By Joyce Kryszak
Buffalo, NY – School districts around New York State are hoping residents will vote Tuesday to retain adequate resources for schools. But Masten District Councilman Antoine Thompson said schools are losing more and more of the most valuable resource - students.
The closed Buffalo Traditional School served as the stark backdrop for the launch of Thompson's public education campaign.
He said nearly two thousand students have dropped out of Buffalo public schools in the last three years alone. He adds that, due to errors in reporting, the number is probably even higher.
"Two thousand young people dropping out of school in the twenty first century, to me, represents a crisis," said Thompson.
Thompson cited several reasons for the increased rate, including tougher state education standards, fewer vocational programs, poverty, and inadequate community response.
And he said this is not a problem that stops at the school door.
"Over sixty percent of the people who go into jail at the time of incarceration do not have a GED or high school diploma," said Thompson. "Once they go to jail though, if they get a GED or high school diploma, they are less likely to go back to jail."
Thompson saidd getting the courts to require diplomas or a GED would go a long way toward halting the trend and reducing urban crime.
According to Thompson, more than ten thousand African Americans in Buffalo don't have a high school diploma or GED. And he said that means many of them will end up breaking the law to make a living.

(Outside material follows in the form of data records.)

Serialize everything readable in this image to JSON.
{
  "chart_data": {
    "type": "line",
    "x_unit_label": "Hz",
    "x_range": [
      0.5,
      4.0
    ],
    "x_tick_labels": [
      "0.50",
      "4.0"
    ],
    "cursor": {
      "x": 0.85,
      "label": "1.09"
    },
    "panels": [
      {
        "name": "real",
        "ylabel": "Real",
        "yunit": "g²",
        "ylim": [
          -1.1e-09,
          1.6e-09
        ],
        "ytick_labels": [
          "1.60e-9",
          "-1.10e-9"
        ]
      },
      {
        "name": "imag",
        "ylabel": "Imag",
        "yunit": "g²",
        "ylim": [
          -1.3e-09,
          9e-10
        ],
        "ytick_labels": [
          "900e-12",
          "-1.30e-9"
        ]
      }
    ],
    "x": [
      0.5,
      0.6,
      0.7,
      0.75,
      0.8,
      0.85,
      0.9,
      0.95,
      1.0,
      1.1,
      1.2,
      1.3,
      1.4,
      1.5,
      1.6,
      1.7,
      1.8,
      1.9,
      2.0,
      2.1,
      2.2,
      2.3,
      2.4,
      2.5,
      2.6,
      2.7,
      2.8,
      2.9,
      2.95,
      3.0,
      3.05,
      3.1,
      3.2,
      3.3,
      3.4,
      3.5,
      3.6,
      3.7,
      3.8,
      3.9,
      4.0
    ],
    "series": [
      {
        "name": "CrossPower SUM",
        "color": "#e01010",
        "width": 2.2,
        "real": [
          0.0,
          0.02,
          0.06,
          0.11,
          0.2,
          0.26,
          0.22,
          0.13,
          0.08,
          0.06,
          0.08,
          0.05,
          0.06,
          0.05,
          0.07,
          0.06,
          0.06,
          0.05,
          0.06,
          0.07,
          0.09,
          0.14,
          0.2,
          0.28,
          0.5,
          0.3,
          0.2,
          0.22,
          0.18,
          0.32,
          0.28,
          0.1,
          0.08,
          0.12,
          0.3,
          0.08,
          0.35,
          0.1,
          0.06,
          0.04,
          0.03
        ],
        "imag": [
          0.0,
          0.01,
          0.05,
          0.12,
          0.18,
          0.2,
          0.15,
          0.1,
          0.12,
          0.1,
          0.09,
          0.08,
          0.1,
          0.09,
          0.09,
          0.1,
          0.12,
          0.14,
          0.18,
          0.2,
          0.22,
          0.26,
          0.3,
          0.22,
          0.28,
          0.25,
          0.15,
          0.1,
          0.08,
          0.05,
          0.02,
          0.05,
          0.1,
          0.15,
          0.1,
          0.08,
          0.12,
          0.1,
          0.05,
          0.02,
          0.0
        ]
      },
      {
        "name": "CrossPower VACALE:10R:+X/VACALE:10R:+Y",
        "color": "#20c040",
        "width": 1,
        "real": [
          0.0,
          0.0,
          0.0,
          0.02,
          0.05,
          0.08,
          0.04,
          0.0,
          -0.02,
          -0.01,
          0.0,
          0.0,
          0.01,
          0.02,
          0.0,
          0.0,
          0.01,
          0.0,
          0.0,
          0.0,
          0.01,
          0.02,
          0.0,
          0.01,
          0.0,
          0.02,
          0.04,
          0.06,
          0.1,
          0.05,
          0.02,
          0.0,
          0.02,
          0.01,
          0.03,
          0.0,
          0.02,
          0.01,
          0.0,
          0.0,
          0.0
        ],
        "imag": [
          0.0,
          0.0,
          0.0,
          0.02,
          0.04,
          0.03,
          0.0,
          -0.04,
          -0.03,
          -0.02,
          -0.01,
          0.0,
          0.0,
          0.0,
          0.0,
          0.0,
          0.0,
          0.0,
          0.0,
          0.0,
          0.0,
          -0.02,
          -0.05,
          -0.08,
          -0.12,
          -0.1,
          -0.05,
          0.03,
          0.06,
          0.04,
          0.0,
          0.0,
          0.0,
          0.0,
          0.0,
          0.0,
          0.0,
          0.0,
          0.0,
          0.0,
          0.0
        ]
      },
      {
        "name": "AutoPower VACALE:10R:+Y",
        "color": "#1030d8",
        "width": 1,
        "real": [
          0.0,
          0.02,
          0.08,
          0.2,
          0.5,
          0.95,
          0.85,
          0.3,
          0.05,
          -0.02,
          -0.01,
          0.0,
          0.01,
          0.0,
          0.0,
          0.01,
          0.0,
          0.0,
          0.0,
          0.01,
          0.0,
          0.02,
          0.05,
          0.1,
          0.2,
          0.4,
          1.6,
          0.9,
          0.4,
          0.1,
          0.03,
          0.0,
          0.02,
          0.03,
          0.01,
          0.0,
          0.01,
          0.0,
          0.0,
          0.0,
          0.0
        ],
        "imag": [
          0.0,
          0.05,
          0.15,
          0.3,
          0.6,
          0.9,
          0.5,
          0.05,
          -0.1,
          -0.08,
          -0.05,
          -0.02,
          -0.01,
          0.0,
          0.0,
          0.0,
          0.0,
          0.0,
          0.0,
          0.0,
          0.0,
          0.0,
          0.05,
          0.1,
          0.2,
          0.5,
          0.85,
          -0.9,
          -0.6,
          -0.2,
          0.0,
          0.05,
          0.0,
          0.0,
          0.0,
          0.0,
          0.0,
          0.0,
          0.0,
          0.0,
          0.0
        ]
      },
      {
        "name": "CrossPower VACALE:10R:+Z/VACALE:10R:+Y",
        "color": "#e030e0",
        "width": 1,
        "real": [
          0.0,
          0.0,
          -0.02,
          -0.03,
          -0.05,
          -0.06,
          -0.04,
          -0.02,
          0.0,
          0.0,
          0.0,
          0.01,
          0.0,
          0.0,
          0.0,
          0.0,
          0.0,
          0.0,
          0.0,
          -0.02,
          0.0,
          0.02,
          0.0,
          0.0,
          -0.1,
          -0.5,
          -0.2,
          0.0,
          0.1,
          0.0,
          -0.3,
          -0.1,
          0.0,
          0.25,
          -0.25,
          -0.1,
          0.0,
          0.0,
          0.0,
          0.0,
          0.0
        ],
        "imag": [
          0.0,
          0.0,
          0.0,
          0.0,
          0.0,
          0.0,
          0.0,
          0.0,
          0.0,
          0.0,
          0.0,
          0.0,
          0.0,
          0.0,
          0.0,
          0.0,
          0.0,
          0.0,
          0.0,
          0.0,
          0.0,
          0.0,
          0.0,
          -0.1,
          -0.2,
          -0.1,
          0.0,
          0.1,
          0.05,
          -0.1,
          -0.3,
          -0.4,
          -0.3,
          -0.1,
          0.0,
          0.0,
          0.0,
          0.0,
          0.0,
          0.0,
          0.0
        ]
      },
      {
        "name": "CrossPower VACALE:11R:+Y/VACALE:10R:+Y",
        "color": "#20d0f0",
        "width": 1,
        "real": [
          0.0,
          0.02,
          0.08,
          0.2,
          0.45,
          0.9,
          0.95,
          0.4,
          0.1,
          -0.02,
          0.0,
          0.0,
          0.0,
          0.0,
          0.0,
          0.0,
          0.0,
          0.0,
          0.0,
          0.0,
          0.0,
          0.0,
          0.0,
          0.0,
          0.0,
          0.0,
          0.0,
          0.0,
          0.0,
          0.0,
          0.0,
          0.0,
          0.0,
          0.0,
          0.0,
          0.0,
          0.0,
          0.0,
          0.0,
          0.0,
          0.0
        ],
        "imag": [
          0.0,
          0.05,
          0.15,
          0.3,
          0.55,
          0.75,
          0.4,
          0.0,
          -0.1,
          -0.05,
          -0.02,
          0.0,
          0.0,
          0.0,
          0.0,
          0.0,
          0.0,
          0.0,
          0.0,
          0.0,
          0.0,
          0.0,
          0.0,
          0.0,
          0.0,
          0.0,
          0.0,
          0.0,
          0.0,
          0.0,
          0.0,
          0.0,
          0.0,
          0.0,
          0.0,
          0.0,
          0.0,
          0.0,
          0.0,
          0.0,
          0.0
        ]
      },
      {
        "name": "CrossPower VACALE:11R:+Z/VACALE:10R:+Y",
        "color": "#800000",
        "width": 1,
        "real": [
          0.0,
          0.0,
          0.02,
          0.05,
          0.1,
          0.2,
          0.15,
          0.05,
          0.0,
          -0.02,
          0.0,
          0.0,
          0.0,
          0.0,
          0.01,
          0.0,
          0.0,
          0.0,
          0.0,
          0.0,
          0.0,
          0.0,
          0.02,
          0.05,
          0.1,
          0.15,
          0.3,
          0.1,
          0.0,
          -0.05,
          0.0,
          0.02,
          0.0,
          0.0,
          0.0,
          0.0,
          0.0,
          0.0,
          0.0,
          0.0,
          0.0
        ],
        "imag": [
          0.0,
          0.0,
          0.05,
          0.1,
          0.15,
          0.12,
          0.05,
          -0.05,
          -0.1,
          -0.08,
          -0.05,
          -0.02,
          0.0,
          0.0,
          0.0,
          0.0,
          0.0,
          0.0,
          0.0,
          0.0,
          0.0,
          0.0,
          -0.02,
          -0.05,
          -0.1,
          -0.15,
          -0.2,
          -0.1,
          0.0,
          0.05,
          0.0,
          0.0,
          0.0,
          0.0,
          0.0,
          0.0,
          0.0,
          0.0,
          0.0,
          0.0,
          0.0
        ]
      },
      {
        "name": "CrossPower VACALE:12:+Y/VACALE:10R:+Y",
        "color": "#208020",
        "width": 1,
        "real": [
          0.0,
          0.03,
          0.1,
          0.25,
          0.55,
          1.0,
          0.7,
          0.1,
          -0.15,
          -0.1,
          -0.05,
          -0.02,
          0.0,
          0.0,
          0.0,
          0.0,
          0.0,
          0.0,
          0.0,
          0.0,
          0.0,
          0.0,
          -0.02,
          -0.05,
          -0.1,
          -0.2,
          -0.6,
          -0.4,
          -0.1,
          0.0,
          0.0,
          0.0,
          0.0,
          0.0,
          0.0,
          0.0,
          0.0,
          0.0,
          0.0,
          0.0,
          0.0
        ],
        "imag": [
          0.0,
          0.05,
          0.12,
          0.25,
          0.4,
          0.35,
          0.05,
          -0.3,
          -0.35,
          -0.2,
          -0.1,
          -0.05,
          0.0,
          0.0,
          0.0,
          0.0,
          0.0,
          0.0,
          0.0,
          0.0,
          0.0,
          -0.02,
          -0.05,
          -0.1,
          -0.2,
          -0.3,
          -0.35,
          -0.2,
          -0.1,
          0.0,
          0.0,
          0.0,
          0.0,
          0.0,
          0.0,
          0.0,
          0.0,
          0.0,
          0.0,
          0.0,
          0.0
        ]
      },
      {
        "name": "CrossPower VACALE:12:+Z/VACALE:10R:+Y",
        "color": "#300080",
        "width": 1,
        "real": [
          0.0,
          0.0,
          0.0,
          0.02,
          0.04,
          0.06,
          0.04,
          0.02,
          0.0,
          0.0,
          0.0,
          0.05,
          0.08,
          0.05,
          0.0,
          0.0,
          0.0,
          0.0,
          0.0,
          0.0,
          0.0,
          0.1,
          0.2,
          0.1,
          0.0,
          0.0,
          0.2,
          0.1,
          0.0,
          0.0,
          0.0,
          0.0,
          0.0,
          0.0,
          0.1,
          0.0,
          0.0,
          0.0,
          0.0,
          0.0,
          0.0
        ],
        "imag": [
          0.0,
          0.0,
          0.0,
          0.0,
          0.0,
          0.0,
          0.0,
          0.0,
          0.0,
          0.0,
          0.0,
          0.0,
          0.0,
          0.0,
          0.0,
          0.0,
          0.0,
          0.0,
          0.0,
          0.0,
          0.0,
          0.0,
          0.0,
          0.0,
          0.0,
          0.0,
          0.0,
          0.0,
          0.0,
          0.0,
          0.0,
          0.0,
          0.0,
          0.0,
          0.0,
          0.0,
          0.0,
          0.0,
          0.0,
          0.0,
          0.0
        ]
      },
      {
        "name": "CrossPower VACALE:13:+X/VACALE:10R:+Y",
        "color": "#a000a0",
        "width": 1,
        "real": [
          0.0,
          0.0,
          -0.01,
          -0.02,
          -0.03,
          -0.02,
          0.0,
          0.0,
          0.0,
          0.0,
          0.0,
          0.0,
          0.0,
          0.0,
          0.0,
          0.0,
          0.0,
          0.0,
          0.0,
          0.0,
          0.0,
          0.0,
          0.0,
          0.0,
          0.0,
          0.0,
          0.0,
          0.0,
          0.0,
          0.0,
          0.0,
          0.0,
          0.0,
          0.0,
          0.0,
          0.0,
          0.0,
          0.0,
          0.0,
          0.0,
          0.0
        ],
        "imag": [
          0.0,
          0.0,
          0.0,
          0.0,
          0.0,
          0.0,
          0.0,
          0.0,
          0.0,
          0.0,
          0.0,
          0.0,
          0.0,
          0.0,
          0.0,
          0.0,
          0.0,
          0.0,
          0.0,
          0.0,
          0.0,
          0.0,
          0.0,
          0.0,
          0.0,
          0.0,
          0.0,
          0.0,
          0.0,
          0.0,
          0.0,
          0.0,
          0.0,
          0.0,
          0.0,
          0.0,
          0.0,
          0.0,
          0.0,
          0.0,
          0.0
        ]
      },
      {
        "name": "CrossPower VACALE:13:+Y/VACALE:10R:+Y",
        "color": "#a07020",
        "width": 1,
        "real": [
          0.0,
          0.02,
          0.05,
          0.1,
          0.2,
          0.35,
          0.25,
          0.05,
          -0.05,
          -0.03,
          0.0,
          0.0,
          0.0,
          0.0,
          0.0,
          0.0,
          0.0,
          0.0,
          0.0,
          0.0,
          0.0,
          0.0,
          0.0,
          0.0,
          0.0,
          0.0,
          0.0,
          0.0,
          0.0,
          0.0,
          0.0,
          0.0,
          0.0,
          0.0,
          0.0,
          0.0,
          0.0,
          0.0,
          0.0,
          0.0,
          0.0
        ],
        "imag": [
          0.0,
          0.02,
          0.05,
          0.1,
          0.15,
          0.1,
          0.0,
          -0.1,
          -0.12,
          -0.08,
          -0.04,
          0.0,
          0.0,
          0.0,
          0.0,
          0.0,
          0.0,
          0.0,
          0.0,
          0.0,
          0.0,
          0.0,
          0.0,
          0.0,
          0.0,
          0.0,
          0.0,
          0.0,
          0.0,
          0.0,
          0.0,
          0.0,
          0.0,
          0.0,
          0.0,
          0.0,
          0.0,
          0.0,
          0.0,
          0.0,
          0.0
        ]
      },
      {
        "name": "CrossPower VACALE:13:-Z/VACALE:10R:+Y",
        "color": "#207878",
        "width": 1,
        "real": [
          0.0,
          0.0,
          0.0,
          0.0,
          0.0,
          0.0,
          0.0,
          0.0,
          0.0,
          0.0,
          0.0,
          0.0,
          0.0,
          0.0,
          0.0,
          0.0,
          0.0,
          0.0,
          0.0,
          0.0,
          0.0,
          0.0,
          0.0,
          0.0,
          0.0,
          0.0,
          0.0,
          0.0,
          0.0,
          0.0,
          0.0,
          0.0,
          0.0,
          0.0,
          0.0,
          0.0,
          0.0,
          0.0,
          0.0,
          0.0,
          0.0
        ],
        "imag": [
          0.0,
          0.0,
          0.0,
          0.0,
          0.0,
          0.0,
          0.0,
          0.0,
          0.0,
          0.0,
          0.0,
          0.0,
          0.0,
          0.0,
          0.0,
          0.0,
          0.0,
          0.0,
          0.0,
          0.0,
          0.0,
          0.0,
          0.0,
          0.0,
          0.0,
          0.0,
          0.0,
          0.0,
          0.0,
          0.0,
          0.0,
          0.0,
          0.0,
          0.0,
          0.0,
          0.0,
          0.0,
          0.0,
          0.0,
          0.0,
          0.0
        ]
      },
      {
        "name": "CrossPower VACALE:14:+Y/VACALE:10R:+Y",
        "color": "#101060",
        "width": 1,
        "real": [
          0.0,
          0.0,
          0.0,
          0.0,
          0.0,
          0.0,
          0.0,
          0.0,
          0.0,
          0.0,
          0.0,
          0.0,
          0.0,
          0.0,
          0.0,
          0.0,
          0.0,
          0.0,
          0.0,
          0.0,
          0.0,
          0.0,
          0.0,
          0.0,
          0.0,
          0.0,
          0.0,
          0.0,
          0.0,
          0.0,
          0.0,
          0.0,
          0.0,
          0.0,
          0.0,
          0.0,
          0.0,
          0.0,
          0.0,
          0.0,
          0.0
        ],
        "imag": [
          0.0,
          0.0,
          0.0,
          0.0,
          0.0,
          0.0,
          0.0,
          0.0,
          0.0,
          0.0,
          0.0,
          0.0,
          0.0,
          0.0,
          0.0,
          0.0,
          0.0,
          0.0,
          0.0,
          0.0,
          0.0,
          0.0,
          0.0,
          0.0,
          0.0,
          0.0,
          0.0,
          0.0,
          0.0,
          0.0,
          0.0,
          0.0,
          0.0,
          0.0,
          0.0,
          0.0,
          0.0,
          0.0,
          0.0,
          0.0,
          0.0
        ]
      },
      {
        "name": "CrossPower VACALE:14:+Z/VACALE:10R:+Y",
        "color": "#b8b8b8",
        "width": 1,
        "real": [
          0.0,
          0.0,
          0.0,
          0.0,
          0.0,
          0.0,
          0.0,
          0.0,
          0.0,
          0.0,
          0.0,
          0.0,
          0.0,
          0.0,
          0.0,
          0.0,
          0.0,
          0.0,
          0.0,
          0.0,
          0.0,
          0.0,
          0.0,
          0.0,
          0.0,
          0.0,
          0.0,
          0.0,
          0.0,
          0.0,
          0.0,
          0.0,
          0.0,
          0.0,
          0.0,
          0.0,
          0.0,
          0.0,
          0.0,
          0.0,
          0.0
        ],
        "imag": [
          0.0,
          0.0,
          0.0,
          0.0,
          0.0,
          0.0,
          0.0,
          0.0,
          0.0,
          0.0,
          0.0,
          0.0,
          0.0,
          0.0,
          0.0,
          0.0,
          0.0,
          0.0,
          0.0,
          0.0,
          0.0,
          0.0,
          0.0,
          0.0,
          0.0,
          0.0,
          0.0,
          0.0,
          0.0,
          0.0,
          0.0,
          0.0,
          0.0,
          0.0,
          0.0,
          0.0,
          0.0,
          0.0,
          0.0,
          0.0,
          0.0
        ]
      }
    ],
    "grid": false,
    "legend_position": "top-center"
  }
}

Sam Herbert is a retired lab technician who is back in school to become a teacher. He says mentors like himself could help show kids there's a better way.
"We have to become more child centered and we have to really develop a curriculum that is going to include increasing people receiving their GED," said Herbert."
Thompson said the city's twenty-five GED programs have trouble attracting enough students to stay open.
As chair of the education committee, the councilman saidd he will work to increase public awareness, as well as push the board of education to make the reforms needed to keep kids from leaving school in the first place.